Kasus
penyadapan sinyal radio, telekomunikasi dan lalu lintas internet yang
menggemparkan Indonesia belum lama ini menyita perhatian berbagai kalangan.
Selain memang tengah menjadi topik panas, kejadian tersebut sekaligus membuka
mata kita bahwa teknologi telekomunikasi terus berkembang disertai dampak
positif dan negatif.
Dalam
penjelasan Pasal 40, Undang-Undang No.36 Tahun 1999 Tentang Telekomunikasi,
tercantum bahwa yang dimaksud penyadapan
adalah kegiatan memasang alat atau perangkat tambahan pada jaringan
telekomunikasi untuk tujuan mendapatkan informasi dengan cara tidak sah.
Lebih
jauh, menurut Undang-Undang Informasi dan Transaksi Elektronik (UU ITE) pasal
31 Ayat (1) disebutkan bahwa yang dimaksud dengan “intersepsi atau penyadapan”
adalah kegiatan untuk mendengarkan, merekam, membelokkan, mengubah, menghambat,
dan/atau mencatat transmisi Informasi Elektronik dan/atau Dokumen Elektronik
yang tidak bersifat publik, baik menggunakan jaringan kabel komunikasi maupun
jaringan nirkabel, seperti pancaran elektromagnetis atau radio frekuensi.
Sementara
dikutip dari wikipedia, penyadapan telepon sendiri mengandung arti pemantauan
percakapan telepon dan internet oleh pihak ketiga, seringkali dilakukan dengan
cara rahasia.
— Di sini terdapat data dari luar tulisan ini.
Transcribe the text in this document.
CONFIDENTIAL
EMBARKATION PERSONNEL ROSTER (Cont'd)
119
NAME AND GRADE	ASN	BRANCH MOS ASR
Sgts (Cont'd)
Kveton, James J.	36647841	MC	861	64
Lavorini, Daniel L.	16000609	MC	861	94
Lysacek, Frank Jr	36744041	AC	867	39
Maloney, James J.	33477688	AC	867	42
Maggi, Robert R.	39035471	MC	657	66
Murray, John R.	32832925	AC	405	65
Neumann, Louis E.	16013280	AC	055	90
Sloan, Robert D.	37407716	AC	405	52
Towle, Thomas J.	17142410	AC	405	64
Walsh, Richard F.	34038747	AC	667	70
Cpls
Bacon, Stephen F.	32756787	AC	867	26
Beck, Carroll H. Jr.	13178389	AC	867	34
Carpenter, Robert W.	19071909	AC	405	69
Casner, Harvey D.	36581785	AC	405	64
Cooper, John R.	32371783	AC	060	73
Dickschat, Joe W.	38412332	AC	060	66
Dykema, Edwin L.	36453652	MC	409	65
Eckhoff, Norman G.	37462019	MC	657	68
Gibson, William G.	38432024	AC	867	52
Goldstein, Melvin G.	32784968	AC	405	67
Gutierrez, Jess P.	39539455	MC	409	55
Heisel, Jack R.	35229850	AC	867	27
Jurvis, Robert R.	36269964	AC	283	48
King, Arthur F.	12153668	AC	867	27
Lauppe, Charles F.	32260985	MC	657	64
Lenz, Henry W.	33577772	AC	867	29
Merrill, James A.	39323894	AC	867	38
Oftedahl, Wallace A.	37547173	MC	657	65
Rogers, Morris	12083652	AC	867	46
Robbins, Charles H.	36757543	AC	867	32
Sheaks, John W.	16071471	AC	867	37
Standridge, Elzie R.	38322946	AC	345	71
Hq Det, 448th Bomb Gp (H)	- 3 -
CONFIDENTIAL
Percakapan telepon dapat direkam atau dipantau secara tidak
resmi, baik oleh pihak ketiga tanpa sepengetahuan pihak yang disadap, ataupun
direkam oleh salah satu pihak yang melakukan pangggil telepon.
Penyadapan
telepon dikontrol secara ketat dan pada umumnya dilarang dengan alasan privasi,
namun juga bisa dilegalkan untuk alasan tertentu, sesuai dengan hukum yang
berlaku di negara yang bersangkutan. Undang-Undang Telekomunikasi di negeri ini
pun melarang siapapun melakukan penyadapan telepon, kecuali aparat hukum,
itupun ada syarat yang cukup berat dan prosedur yang harus ditempuh. Di sisi
lain, penyelenggara jasa telekomunikasi wajib merahasiakan infromasi yng
dikirim atau diterima oleh pelanggan. Adapun ancaman pidana penyadapan diatur
dalam Pasal 56 UU Telekomunikasi yaitu penjara maksimal 15 tahun penjara dan
Pasal 47 UU ITE yaitu penjara maksimal 10 tahun penjara dan atau denda paling
banyak Rp 800 juta.
Kominfo
juga mengingatkan bahwa perakitan, perdagangan dan atau penggunaan perangkat
sadap yang diperdagangkan secara bebas adalah suatu bentuk pelanggaran hukum,
karena bertentangan dengan UU Telekomunikasi. Kementerian Kominfo tidak pernah
memberikan sertifikat perangkat sadap terkecuali yang digunakan oleh lembaga
penegak hukum.
Sayangnya,
sampai sekarang penegakkan peraturan yang lebih tegas perihal penyadapan ini
masih belum terlihat. Bisa jadi, sulitnya menemukan alat bukti telah terjadinya
kasus penyadapan oleh pihak tertentu, menjadi kendala yang membuat jeratan
hukuman bagi pelakunya seolah dipandang sebelah mata.
Tak
berlebihan jika kemudian Anggota Komisi Hukum DPR, Fahri Hamzah bersuara supaya
Presiden Susilo Bambang Yudhoyono segera menerbitkan Peraturan Pemerintah Pengganti
Undang-Undang (Perpu) tentang penyadapan. Ia berharap Perpu itu bukan hanya
sebagai upaya menyatukan payung hukum tentang penyadapan, tetapi juga sebagai
respon atas praktik penyadapan oleh intelijen negara lain di Indonesia.